We all know that our time in this world is limited, and that eventually all of us will end up underneath some sheet, never to wake up. And yet it is always a surprise when it happens to someone we know. It is like walking up the stairs to your bedroom in the dark, and thinking there is one more stair than there is. Your foot falls down, through the air, and there is a sickly moment of dark surprise as you try and readjust the way you thought of things.
It is very unnerving to be proven wrong, particularly when you are really right and the person who is really wrong is the one who is proving you wrong and proving himself, wrongly, right. Right?
If you are allergic to a thing, it is best not to put that thing in your mouth, particularly if the thing is cats.
Stealing, of course, is a crime, and a very impolite thing to do. But like most impolite things, it is excusable under certain circumstances. Stealing is not excusable if, for instance, you are in a museum and you decide that a certain painting would look better in your house, and you simply grab the painting and take it there. But if you were very, very hungry, and you had no way of obtaining money, it might be excusable to grab the painting, take it to your house, and eat it.
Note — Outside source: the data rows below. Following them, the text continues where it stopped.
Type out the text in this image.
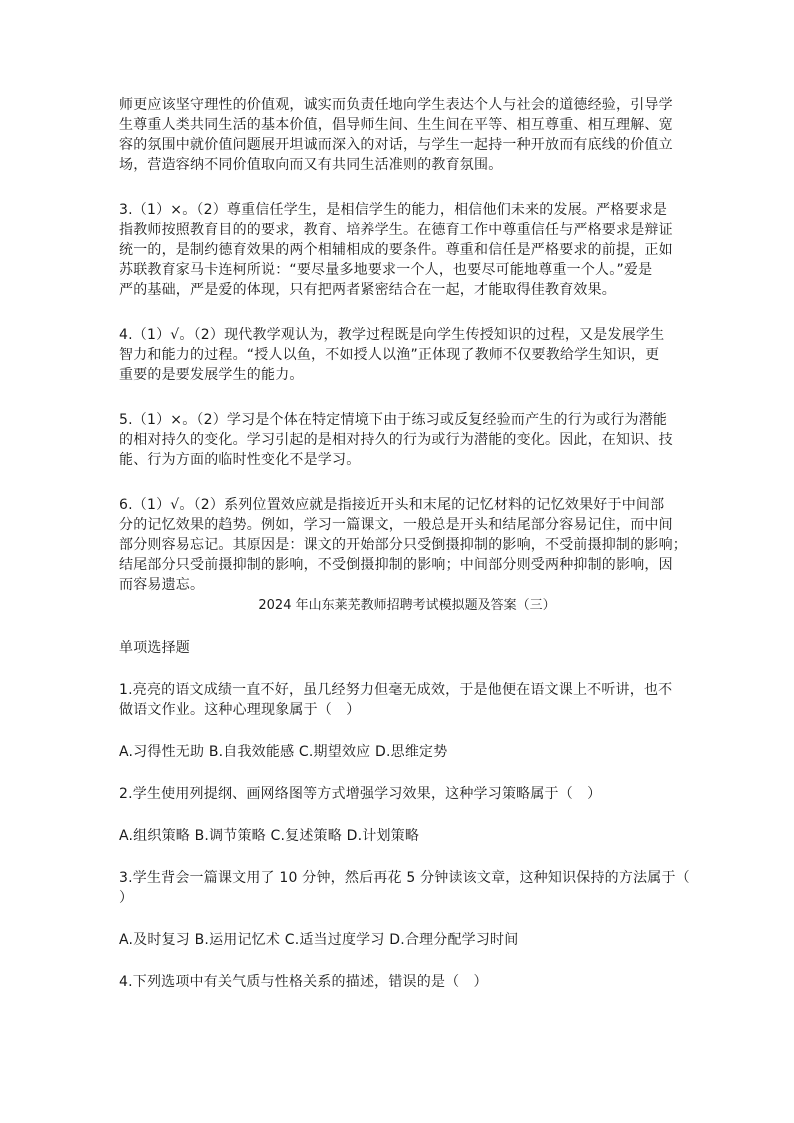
师更应该坚守理性的价值观，诚实而负责任地向学生表达个人与社会的道德经验，引导学
生尊重人类共同生活的基本价值，倡导师生间、生生间在平等、相互尊重、相互理解、宽
容的氛围中就价值问题展开坦诚而深入的对话，与学生一起持一种开放而有底线的价值立
场，营造容纳不同价值取向而又有共同生活准则的教育氛围。
3.（1）×。（2）尊重信任学生，是相信学生的能力，相信他们未来的发展。严格要求是
指教师按照教育目的的要求，教育、培养学生。在德育工作中尊重信任与严格要求是辩证
统一的，是制约德育效果的两个相辅相成的要条件。尊重和信任是严格要求的前提，正如
苏联教育家马卡连柯所说：“要尽量多地要求一个人，也要尽可能地尊重一个人。”爱是
严的基础，严是爱的体现，只有把两者紧密结合在一起，才能取得佳教育效果。
4.（1）√。（2）现代教学观认为，教学过程既是向学生传授知识的过程，又是发展学生
智力和能力的过程。“授人以鱼，不如授人以渔”正体现了教师不仅要教给学生知识，更
重要的是要发展学生的能力。
5.（1）×。（2）学习是个体在特定情境下由于练习或反复经验而产生的行为或行为潜能
的相对持久的变化。学习引起的是相对持久的行为或行为潜能的变化。因此，在知识、技
能、行为方面的临时性变化不是学习。
6.（1）√。（2）系列位置效应就是指接近开头和末尾的记忆材料的记忆效果好于中间部
分的记忆效果的趋势。例如，学习一篇课文，一般总是开头和结尾部分容易记住，而中间
部分则容易忘记。其原因是：课文的开始部分只受倒摄抑制的影响，不受前摄抑制的影响；
结尾部分只受前摄抑制的影响，不受倒摄抑制的影响；中间部分则受两种抑制的影响，因
而容易遗忘。
2024 年山东莱芜教师招聘考试模拟题及答案（三）
单项选择题
1.亮亮的语文成绩一直不好，虽几经努力但毫无成效，于是他便在语文课上不听讲，也不
做语文作业。这种心理现象属于（　）
A.习得性无助 B.自我效能感 C.期望效应 D.思维定势
2.学生使用列提纲、画网络图等方式增强学习效果，这种学习策略属于（　）
A.组织策略 B.调节策略 C.复述策略 D.计划策略
3.学生背会一篇课文用了 10 分钟，然后再花 5 分钟读该文章，这种知识保持的方法属于（
）
A.及时复习 B.运用记忆术 C.适当过度学习 D.合理分配学习时间
4.下列选项中有关气质与性格关系的描述，错误的是（　）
The moral of 'The Three Bears,' for instance, is 'Never break into someone else's house." The moral of "Snow White" is "Never eat apples." The moral of World War One is "Never assassinate Archduke Ferdinand."
Shyness is a very curious thing, because, like quicksand, it can strike people at any time, and also, like quicksand, it usually makes its victims look down.
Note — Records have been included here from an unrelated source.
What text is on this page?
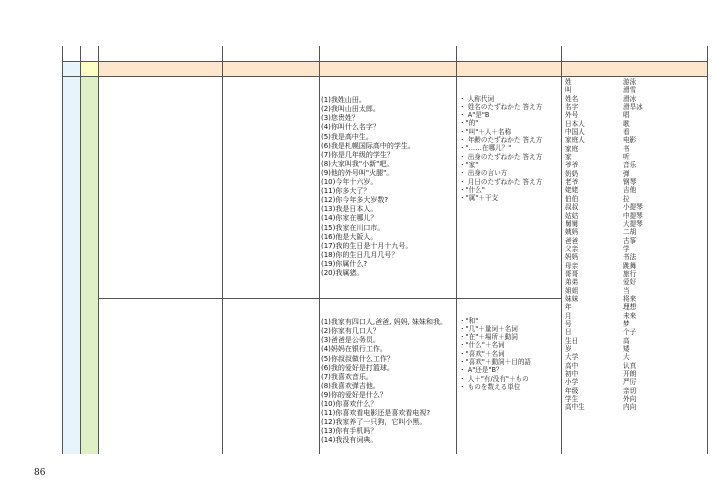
(1)我姓山田。
(2)我叫山田太郎。
(3)您贵姓？
(4)你叫什么名字？
(5)我是高中生。
(6)我是札幌国际高中的学生。
(7)你是几年级的学生？
(8)大家叫我"小新"吧。
(9)他的外号叫"火腿"。
(10)今年十六岁。
(11)你多大了？
(12)你今年多大岁数?
(13)我是日本人。
(14)你家在哪儿？
(15)我家在川口市。
(16)他是大阪人。
(17)我的生日是十月十九号。
(18)你的生日几月几号？
(19)你属什么?
(20)我属猪。

・ 人称代词
・ 姓名のたずねかた 答え方
・ A"是"B
・"的"
・"叫"＋人＋名称
・ 年齢のたずねかた 答え方
・"……在哪儿？"
・ 出身のたずねかた 答え方
・"家"
・ 出身の言い方
・ 月日のたずねかた 答え方
・"什么"
・"属"＋干支

(1)我家有四口人,爸爸, 妈妈, 妹妹和我。
(2)你家有几口人？
(3)爸爸是公务员。
(4)妈妈在银行工作。
(5)你叔叔做什么工作？
(6)我的爱好是打篮球。
(7)我喜欢音乐。
(8)我喜欢弹吉他。
(9)你的爱好是什么？
(10)你喜欢什么？
(11)你喜欢看电影还是喜欢看电视?
(12)我家养了一只狗，它叫小黑。
(13)你有手机吗？
(14)我没有词典。

・"和"
・"几"＋量词＋名词
・"在"＋場所＋動詞
・"什么"＋名词
・"喜欢"＋名词
・"喜欢"＋動詞＋目的語
・ A"还是"B？
・ 人＋"有/没有"＋もの
・ ものを数える単位

姓
叫
姓名
名字
外号
日本人
中国人
家庭人
家庭
家
爷爷
奶奶
老爷
姥姥
伯伯
叔叔
姑姑
舅舅
姨妈
爸爸
父亲
妈妈
母亲
哥哥
弟弟
姐姐
妹妹
年
月
号
日
生日
岁
大学
高中
初中
小学
年级
学生
高中生
游泳
滑雪
滑冰
滑旱冰
唱
歌
看
电影
书
听
音乐
弹
钢琴
吉他
拉
小提琴
中提琴
大提琴
二胡
古筝
学
书法
跳舞
旅行
爱好
当
将来
理想
未来
梦
个子
高
矮
大
认真
开朗
严厉
亲切
外向
内向
86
Just about everything in this world is easier said than done, with the exception of ‘systematically assisting Sisyphus’s stealthy, syst-susceptible sister,’ which is easier done than said.
A cloud of dust is not a beautiful thing to look at. Very few painters have done portraits of huge clouds of dust or included them in their landscapes or still lifes. Film directors rarely choose huge clouds of dust to play the lead roles in romantic comedies, and as far as my research has shown, a huge cloud of dust has never placed higher than twenty-fifth in a beauty pageant.
It's hard for decent people to stay angry at someone who has burst into tears, which is why it is often a good idea to burst into tears if a decent person is yelling at you.
"People aren't either wicked or noble," the hook-handed man said. "They're like chef's salad, with good things and bad things chopped and mixed together in a vinaigrette of confusion and conflict."
Perhaps if we saw what was ahead of us, and glimpsed the crimes, follies, and misfortunes that would befall us later on, we would all stay in our mother's wombs, and there would be nobody in the world but a great number of very fat, very irritated women.